We drove out to beautiful Tybee Island yesterday, and while there’s a lot to be said about that on a variety of topics, one thing really struck me funny on the trip.
Around exit 212 heading out of Atlanta, I noticed a series of billboards. Billboards advertising a liquor store.
These billboards didn’t do anything unusual as far as billboards go. In fact, they couldn’t have been more straightforward. “Liquor Store, exit 212,” they advertised. “Liquor Store, just ahead,” they proclaimed. “Liquor Store, just two miles” they slavered.
No suggestive pictures of women. No mouth-porn of frosty beers or bottles dripping with icy condensation. No clever wordplay.
The unique thing was, there were ten of these billboards. (That I counted.)
Ten is a lot, and it’s doubly a lot when they occur within a space of about five miles, and when their sheer number and volume overpowers every other ad in the area. Ten is enough for me to think, that’s a heck of a lot of billboards, maybe I should count them. Ten is enough to make you wonder if you’ve driven out of the universe you know and into an alternate reality wherein instead of a series of fast-food restaurants and dubious tourist attractions and real-estate salespersons, the only thing a town has to offer is a liquor store.

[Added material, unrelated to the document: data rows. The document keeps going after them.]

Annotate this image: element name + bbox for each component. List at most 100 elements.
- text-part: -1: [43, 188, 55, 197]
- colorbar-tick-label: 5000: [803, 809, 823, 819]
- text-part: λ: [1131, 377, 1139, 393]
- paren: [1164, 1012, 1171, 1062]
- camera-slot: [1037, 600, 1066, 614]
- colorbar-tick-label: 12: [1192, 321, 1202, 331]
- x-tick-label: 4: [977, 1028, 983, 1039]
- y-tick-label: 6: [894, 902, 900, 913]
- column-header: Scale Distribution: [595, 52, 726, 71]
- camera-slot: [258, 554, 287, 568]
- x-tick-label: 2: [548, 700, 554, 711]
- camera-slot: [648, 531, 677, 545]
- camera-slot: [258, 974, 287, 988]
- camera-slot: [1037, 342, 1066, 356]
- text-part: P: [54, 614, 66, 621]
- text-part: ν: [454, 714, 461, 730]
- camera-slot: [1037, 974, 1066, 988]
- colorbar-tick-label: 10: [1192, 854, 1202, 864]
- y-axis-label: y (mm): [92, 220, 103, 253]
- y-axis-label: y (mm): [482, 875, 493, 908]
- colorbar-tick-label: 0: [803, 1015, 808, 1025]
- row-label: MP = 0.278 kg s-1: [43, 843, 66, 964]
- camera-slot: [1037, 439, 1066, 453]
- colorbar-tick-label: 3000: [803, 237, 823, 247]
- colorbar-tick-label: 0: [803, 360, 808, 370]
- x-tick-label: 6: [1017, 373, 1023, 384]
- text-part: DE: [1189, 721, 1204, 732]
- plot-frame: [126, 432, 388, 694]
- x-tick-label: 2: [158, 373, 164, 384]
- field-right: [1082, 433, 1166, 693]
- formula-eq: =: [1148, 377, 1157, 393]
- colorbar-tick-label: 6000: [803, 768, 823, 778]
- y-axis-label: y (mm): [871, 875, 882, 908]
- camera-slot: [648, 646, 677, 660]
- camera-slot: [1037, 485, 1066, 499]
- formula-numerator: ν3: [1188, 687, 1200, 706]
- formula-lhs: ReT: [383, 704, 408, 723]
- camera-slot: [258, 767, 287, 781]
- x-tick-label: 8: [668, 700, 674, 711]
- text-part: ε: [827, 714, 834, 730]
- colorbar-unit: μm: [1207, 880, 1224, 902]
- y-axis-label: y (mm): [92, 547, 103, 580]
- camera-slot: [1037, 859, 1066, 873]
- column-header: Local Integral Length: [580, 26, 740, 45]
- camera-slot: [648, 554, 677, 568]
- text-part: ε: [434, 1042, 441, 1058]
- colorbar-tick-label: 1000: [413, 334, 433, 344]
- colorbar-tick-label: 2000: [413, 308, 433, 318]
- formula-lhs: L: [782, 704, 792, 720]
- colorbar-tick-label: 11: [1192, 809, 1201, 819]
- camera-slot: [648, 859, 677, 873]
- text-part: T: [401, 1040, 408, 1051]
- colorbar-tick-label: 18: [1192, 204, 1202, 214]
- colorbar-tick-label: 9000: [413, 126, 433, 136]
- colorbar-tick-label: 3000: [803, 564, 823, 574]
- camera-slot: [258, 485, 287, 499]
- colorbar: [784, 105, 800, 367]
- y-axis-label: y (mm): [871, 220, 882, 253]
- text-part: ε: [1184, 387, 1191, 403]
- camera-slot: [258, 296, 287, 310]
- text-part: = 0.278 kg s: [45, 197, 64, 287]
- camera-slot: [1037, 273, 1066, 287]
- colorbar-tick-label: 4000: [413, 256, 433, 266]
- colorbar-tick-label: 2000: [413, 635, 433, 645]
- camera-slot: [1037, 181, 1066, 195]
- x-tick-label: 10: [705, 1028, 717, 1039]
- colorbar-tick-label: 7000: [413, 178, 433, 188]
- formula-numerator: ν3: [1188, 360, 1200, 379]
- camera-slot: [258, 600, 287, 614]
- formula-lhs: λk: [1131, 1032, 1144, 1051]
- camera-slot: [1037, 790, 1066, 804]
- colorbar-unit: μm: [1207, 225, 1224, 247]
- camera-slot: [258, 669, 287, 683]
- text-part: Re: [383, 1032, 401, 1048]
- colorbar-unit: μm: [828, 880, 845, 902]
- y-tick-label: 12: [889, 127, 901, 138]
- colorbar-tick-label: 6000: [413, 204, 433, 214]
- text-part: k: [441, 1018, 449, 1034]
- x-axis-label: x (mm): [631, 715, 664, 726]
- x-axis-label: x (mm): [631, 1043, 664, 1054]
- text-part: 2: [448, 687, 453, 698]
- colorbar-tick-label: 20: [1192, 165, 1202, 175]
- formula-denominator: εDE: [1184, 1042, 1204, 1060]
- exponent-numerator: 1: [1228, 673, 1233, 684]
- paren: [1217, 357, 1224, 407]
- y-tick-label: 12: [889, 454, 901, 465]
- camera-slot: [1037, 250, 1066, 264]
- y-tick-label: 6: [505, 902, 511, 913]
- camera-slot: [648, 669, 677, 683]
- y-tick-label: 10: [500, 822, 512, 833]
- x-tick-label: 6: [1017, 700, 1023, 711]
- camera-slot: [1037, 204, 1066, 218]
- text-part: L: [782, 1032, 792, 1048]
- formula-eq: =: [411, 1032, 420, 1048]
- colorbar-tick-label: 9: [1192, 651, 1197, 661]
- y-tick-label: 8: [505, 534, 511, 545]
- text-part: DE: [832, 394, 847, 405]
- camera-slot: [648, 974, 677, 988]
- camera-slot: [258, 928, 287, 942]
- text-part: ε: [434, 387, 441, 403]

Needless to say, by the time we got to exit 212, the only thing on my mind was this liquor store. How big was it? Did they offer fancy specials, like a free beer cozy with purchase of a carton of imported tequila (worm included)?
But we didn’t go.
Because, really, is one liquor store not, more or less, like another? And even if one store really is unique, is it worth making a special stop for? And even if it is worth making a special stop for, am I really going to make that stop when I have my kids and family with me in the car? Of course not. But the fact is, I wasn’t going to stop even if I was driving by myself. Because a liquor store is one of those need-based excursions (and yeah, I’m not going to get into the complications of saying “need-based” when alcohol is clearly not a need of any sort). You need booze, you go to the store. Nobody goes to the liquor store to schmooze around and shoot the breeze.
Do they?
So it left me wondering. Billboard space on I-75 is not cheap; investing in even a single billboard is a pretty major expenditure, especially for a locally-owned business. Ten (or more) billboards is obviously even more of an investment.
So how much revenue does a billboard for a liquor store generate?
How much revenue do ten billboards generate?
How does the owner of a business make the decision to buy out ten billboards, rather than, say, five? Or seven? Or two?
All that repetition definitely made their store the focus of my thinking, but it didn’t make me pull over and visit, which is ostensibly the purpose of a billboard.
I couldn’t help but wonder whether all those ads — or at least nine of them — were totally misplaced.
And that got me thinking about writing, though I can’t really answer my own question in any useful way today, because I’m a little too sun-baked to really noodle on this stuff (all I can do is idly muse, my thoughts drifting this way and that like a lazy ocean breeze, not unlike the one drifting past our balcony at the moment).
How much can you repeat yourself before you turn an audience off?